Why does this Chashni Wali Gujiya recipe use a mix of ghee and oil for frying instead of pure ghee?

A

Mixing ghee with oil raises the smoke point, allowing a slower, more controlled fry that keeps the gujiyas golden without burning the ghee’s flavor.

technical
Q

Can I make Chashni Wali Gujiya ahead of time and how should I store them?

A

Yes. Prepare the dough and filling a day ahead, refrigerate them separately.

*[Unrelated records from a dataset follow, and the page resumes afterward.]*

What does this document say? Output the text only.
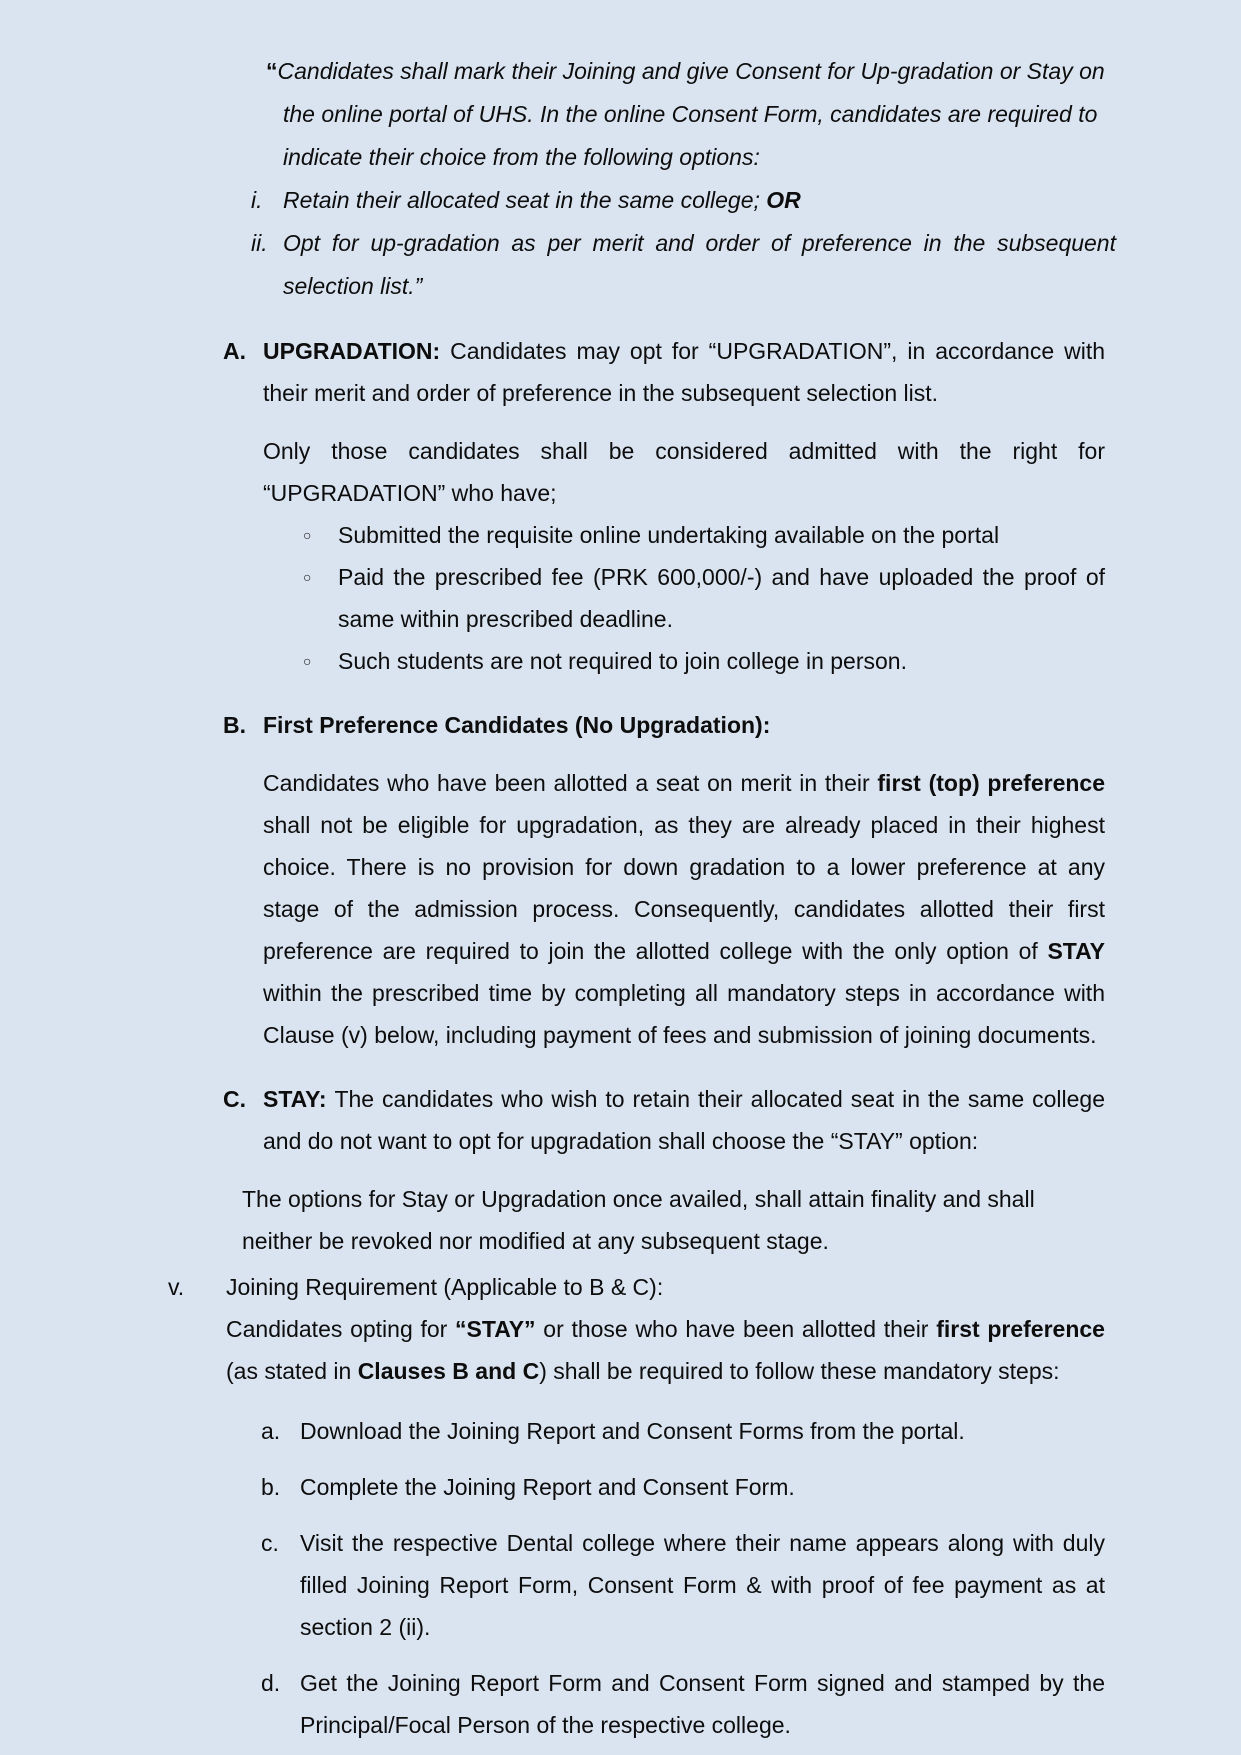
“Candidates shall mark their Joining and give Consent for Up-gradation or Stay on the online portal of UHS. In the online Consent Form, candidates are required to indicate their choice from the following options:
i. Retain their allocated seat in the same college; OR
ii. Opt for up-gradation as per merit and order of preference in the subsequent selection list.”
A. UPGRADATION: Candidates may opt for “UPGRADATION”, in accordance with their merit and order of preference in the subsequent selection list.
Only those candidates shall be considered admitted with the right for “UPGRADATION” who have;
○ Submitted the requisite online undertaking available on the portal
○ Paid the prescribed fee (PRK 600,000/-) and have uploaded the proof of same within prescribed deadline.
○ Such students are not required to join college in person.
B. First Preference Candidates (No Upgradation):
Candidates who have been allotted a seat on merit in their first (top) preference shall not be eligible for upgradation, as they are already placed in their highest choice. There is no provision for down gradation to a lower preference at any stage of the admission process. Consequently, candidates allotted their first preference are required to join the allotted college with the only option of STAY within the prescribed time by completing all mandatory steps in accordance with Clause (v) below, including payment of fees and submission of joining documents.
C. STAY: The candidates who wish to retain their allocated seat in the same college and do not want to opt for upgradation shall choose the “STAY” option:
The options for Stay or Upgradation once availed, shall attain finality and shall neither be revoked nor modified at any subsequent stage.
v.	Joining Requirement (Applicable to B & C):
Candidates opting for “STAY” or those who have been allotted their first preference (as stated in Clauses B and C) shall be required to follow these mandatory steps:
a. Download the Joining Report and Consent Forms from the portal.
b. Complete the Joining Report and Consent Form.
c. Visit the respective Dental college where their name appears along with duly filled Joining Report Form, Consent Form & with proof of fee payment as at section 2 (ii).
d. Get the Joining Report Form and Consent Form signed and stamped by the Principal/Focal Person of the respective college.
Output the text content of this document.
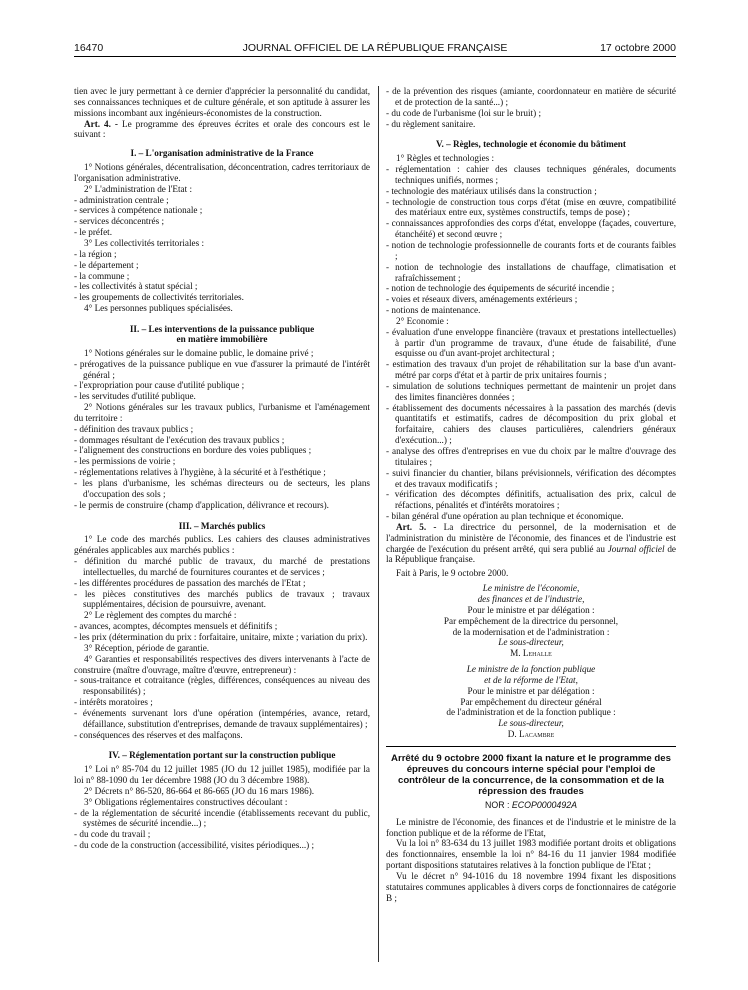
16470	JOURNAL OFFICIEL DE LA RÉPUBLIQUE FRANÇAISE	17 octobre 2000

tien avec le jury permettant à ce dernier d'apprécier la personnalité du candidat, ses connaissances techniques et de culture générale, et son aptitude à assurer les missions incombant aux ingénieurs-économistes de la construction.

Art. 4. - Le programme des épreuves écrites et orale des concours est le suivant :

I. – L'organisation administrative de la France

1° Notions générales, décentralisation, déconcentration, cadres territoriaux de l'organisation administrative.

2° L'administration de l'Etat :

- administration centrale ;

- services à compétence nationale ;

- services déconcentrés ;

- le préfet.

3° Les collectivités territoriales :

- la région ;

- le département ;

- la commune ;

- les collectivités à statut spécial ;

- les groupements de collectivités territoriales.

4° Les personnes publiques spécialisées.

II. – Les interventions de la puissance publique
en matière immobilière

1° Notions générales sur le domaine public, le domaine privé ;

- prérogatives de la puissance publique en vue d'assurer la primauté de l'intérêt général ;

- l'expropriation pour cause d'utilité publique ;

- les servitudes d'utilité publique.

2° Notions générales sur les travaux publics, l'urbanisme et l'aménagement du territoire :

- définition des travaux publics ;

- dommages résultant de l'exécution des travaux publics ;

- l'alignement des constructions en bordure des voies publiques ;

- les permissions de voirie ;

- réglementations relatives à l'hygiène, à la sécurité et à l'esthétique ;

- les plans d'urbanisme, les schémas directeurs ou de secteurs, les plans d'occupation des sols ;

- le permis de construire (champ d'application, délivrance et recours).

III. – Marchés publics

1° Le code des marchés publics. Les cahiers des clauses administratives générales applicables aux marchés publics :

- définition du marché public de travaux, du marché de prestations intellectuelles, du marché de fournitures courantes et de services ;

- les différentes procédures de passation des marchés de l'Etat ;

- les pièces constitutives des marchés publics de travaux ; travaux supplémentaires, décision de poursuivre, avenant.

2° Le règlement des comptes du marché :

- avances, acomptes, décomptes mensuels et définitifs ;

- les prix (détermination du prix : forfaitaire, unitaire, mixte ; variation du prix).

3° Réception, période de garantie.

4° Garanties et responsabilités respectives des divers intervenants à l'acte de construire (maître d'ouvrage, maître d'œuvre, entrepreneur) :

- sous-traitance et cotraitance (règles, différences, conséquences au niveau des responsabilités) ;

- intérêts moratoires ;

- événements survenant lors d'une opération (intempéries, avance, retard, défaillance, substitution d'entreprises, demande de travaux supplémentaires) ;

- conséquences des réserves et des malfaçons.

IV. – Réglementation portant sur la construction publique

1° Loi n° 85-704 du 12 juillet 1985 (JO du 12 juillet 1985), modifiée par la loi n° 88-1090 du 1er décembre 1988 (JO du 3 décembre 1988).

2° Décrets n° 86-520, 86-664 et 86-665 (JO du 16 mars 1986).

3° Obligations réglementaires constructives découlant :

- de la réglementation de sécurité incendie (établissements recevant du public, systèmes de sécurité incendie...) ;

- du code du travail ;

- du code de la construction (accessibilité, visites périodiques...) ;

- de la prévention des risques (amiante, coordonnateur en matière de sécurité et de protection de la santé...) ;

- du code de l'urbanisme (loi sur le bruit) ;

- du règlement sanitaire.

V. – Règles, technologie et économie du bâtiment

1° Règles et technologies :

- réglementation : cahier des clauses techniques générales, documents techniques unifiés, normes ;

- technologie des matériaux utilisés dans la construction ;

- technologie de construction tous corps d'état (mise en œuvre, compatibilité des matériaux entre eux, systèmes constructifs, temps de pose) ;

- connaissances approfondies des corps d'état, enveloppe (façades, couverture, étanchéité) et second œuvre ;

- notion de technologie professionnelle de courants forts et de courants faibles ;

- notion de technologie des installations de chauffage, climatisation et rafraîchissement ;

- notion de technologie des équipements de sécurité incendie ;

- voies et réseaux divers, aménagements extérieurs ;

- notions de maintenance.

2° Economie :

- évaluation d'une enveloppe financière (travaux et prestations intellectuelles) à partir d'un programme de travaux, d'une étude de faisabilité, d'une esquisse ou d'un avant-projet architectural ;

- estimation des travaux d'un projet de réhabilitation sur la base d'un avant-métré par corps d'état et à partir de prix unitaires fournis ;

- simulation de solutions techniques permettant de maintenir un projet dans des limites financières données ;

- établissement des documents nécessaires à la passation des marchés (devis quantitatifs et estimatifs, cadres de décomposition du prix global et forfaitaire, cahiers des clauses particulières, calendriers généraux d'exécution...) ;

- analyse des offres d'entreprises en vue du choix par le maître d'ouvrage des titulaires ;

- suivi financier du chantier, bilans prévisionnels, vérification des décomptes et des travaux modificatifs ;

- vérification des décomptes définitifs, actualisation des prix, calcul de réfactions, pénalités et d'intérêts moratoires ;

- bilan général d'une opération au plan technique et économique.

Art. 5. - La directrice du personnel, de la modernisation et de l'administration du ministère de l'économie, des finances et de l'industrie est chargée de l'exécution du présent arrêté, qui sera publié au Journal officiel de la République française.

Fait à Paris, le 9 octobre 2000.

Le ministre de l'économie,
des finances et de l'industrie,
Pour le ministre et par délégation :
Par empêchement de la directrice du personnel,
de la modernisation et de l'administration :
Le sous-directeur,
M. Lehalle
Le ministre de la fonction publique
et de la réforme de l'Etat,
Pour le ministre et par délégation :
Par empêchement du directeur général
de l'administration et de la fonction publique :
Le sous-directeur,
D. Lacambre
Arrêté du 9 octobre 2000 fixant la nature et le programme des épreuves du concours interne spécial pour l'emploi de contrôleur de la concurrence, de la consommation et de la répression des fraudes
NOR : ECOP0000492A

Le ministre de l'économie, des finances et de l'industrie et le ministre de la fonction publique et de la réforme de l'Etat,

Vu la loi n° 83-634 du 13 juillet 1983 modifiée portant droits et obligations des fonctionnaires, ensemble la loi n° 84-16 du 11 janvier 1984 modifiée portant dispositions statutaires relatives à la fonction publique de l'Etat ;

Vu le décret n° 94-1016 du 18 novembre 1994 fixant les dispositions statutaires communes applicables à divers corps de fonctionnaires de catégorie B ;
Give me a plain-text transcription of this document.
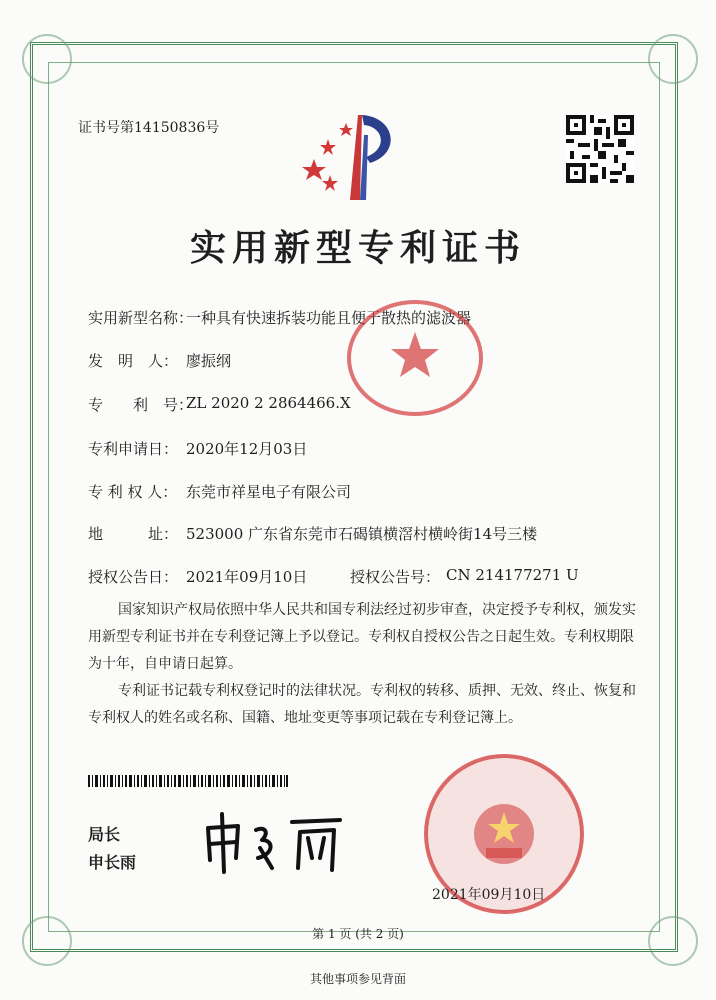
证书号第14150836号
实用新型专利证书
实用新型名称：
一种具有快速拆装功能且便于散热的滤波器
发　明　人： 廖振纲
专　　利　号：
ZL 2020 2 2864466.X
专利申请日： 2020年12月03日
专 利 权 人： 东莞市祥星电子有限公司
地　　　址： 523000 广东省东莞市石碣镇横滘村横岭街14号三楼
授权公告日： 2021年09月10日	授权公告号： CN 214177271 U
国家知识产权局依照中华人民共和国专利法经过初步审查，决定授予专利权，颁发实用新型专利证书并在专利登记簿上予以登记。专利权自授权公告之日起生效。专利权期限为十年，自申请日起算。
专利证书记载专利权登记时的法律状况。专利权的转移、质押、无效、终止、恢复和专利权人的姓名或名称、国籍、地址变更等事项记载在专利登记簿上。
局长
申长雨
2021年09月10日
第 1 页 (共 2 页)
其他事项参见背面
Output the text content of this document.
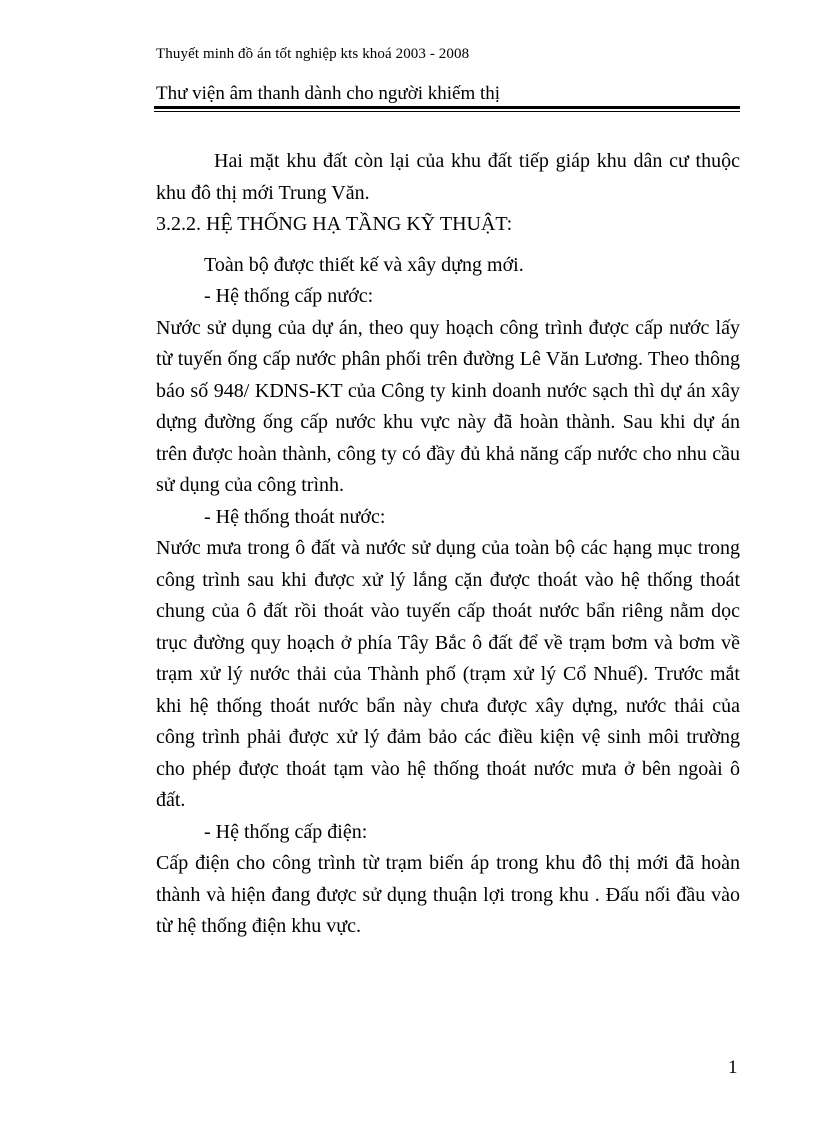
Thuyết minh đồ án tốt nghiệp kts khoá 2003 - 2008
Thư viện âm thanh dành cho người khiếm thị

Hai mặt khu đất còn lại của khu đất tiếp giáp khu dân cư thuộc khu đô thị mới Trung Văn.

3.2.2. HỆ THỐNG HẠ TẦNG KỸ THUẬT:

Toàn bộ được thiết kế và xây dựng mới.

- Hệ thống cấp nước:

Nước sử dụng của dự án, theo quy hoạch công trình được cấp nước lấy từ tuyến ống cấp nước phân phối trên đường Lê Văn Lương. Theo thông báo số 948/ KDNS-KT của Công ty kinh doanh nước sạch thì dự án xây dựng đường ống cấp nước khu vực này đã hoàn thành. Sau khi dự án trên được hoàn thành, công ty có đầy đủ khả năng cấp nước cho nhu cầu sử dụng của công trình.

- Hệ thống thoát nước:

Nước mưa trong ô đất và nước sử dụng của toàn bộ các hạng mục trong công trình sau khi được xử lý lắng cặn được thoát vào hệ thống thoát chung của ô đất rồi thoát vào tuyến cấp thoát nước bẩn riêng nằm dọc trục đường quy hoạch ở phía Tây Bắc ô đất để về trạm bơm và bơm về trạm xử lý nước thải của Thành phố (trạm xử lý Cổ Nhuế). Trước mắt khi hệ thống thoát nước bẩn này chưa được xây dựng, nước thải của công trình phải được xử lý đảm bảo các điều kiện vệ sinh môi trường cho phép được thoát tạm vào hệ thống thoát nước mưa ở bên ngoài ô đất.

- Hệ thống cấp điện:

Cấp điện cho công trình từ trạm biến áp trong khu đô thị mới đã hoàn thành và hiện đang được sử dụng thuận lợi trong khu . Đấu nối đầu vào từ hệ thống điện khu vực.

1
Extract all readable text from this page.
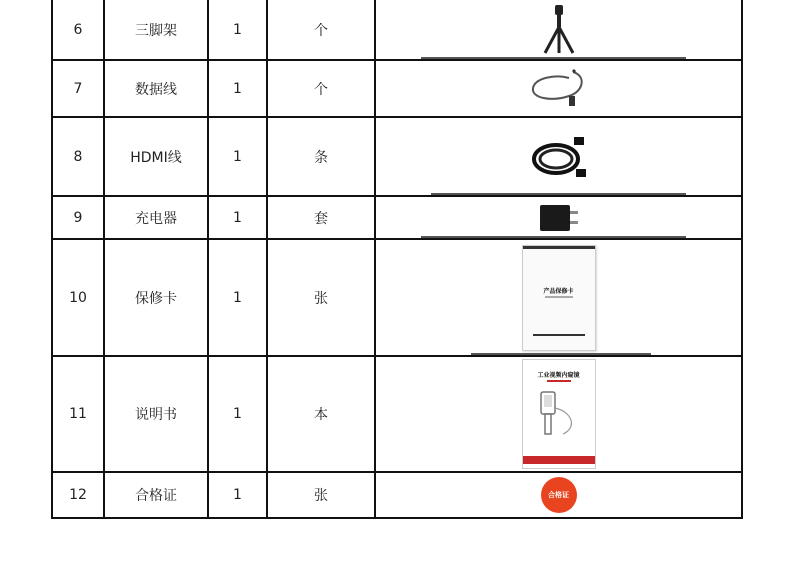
6	三脚架	1	个	

7	数据线	1	个	

8	HDMI线	1	条	

9	充电器	1	套	

10	保修卡	1	张	产品保修卡

11	说明书	1	本	工业视频内窥镜

12	合格证	1	张	合格证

After frying and soaking, store the gujiyas in an airtight container in the refrigerator for up to 10‑12 days; they stay soft and sweet.

technical
Q

What texture and appearance should I look for when frying Chashni Wali Gujiya?

A

The gujiyas should turn a uniform golden‑brown color, feel crisp to the touch, and retain a slightly puffed shape. After soaking, they should appear glossy from the syrup and feel soft inside.

technical
Q

How do I know when Chashni Wali Gujiya is done cooking?

A

When the outer shell is golden‑brown and the gujiyas float lightly in the oil, they are done. After soaking, they should be fully saturated with syrup and no longer raw‑looking inside.

technical
Q

What does the YouTube channel Nisha Madhulika specialize in?

A

The YouTube channel Nisha Madhulika specializes in Indian home cooking, offering step‑by‑step video tutorials of traditional vegetarian recipes, festival dishes, and everyday meals for Indian households.

channel
Q

How does the YouTube channel Nisha Madhulika's approach to Indian sweet recipes differ from other Indian cooking channels?

A

Nisha Madhulika focuses on clear, beginner‑friendly instructions, often using readily available ingredients and emphasizing authentic techniques, whereas many other channels may use shortcuts or modern twists.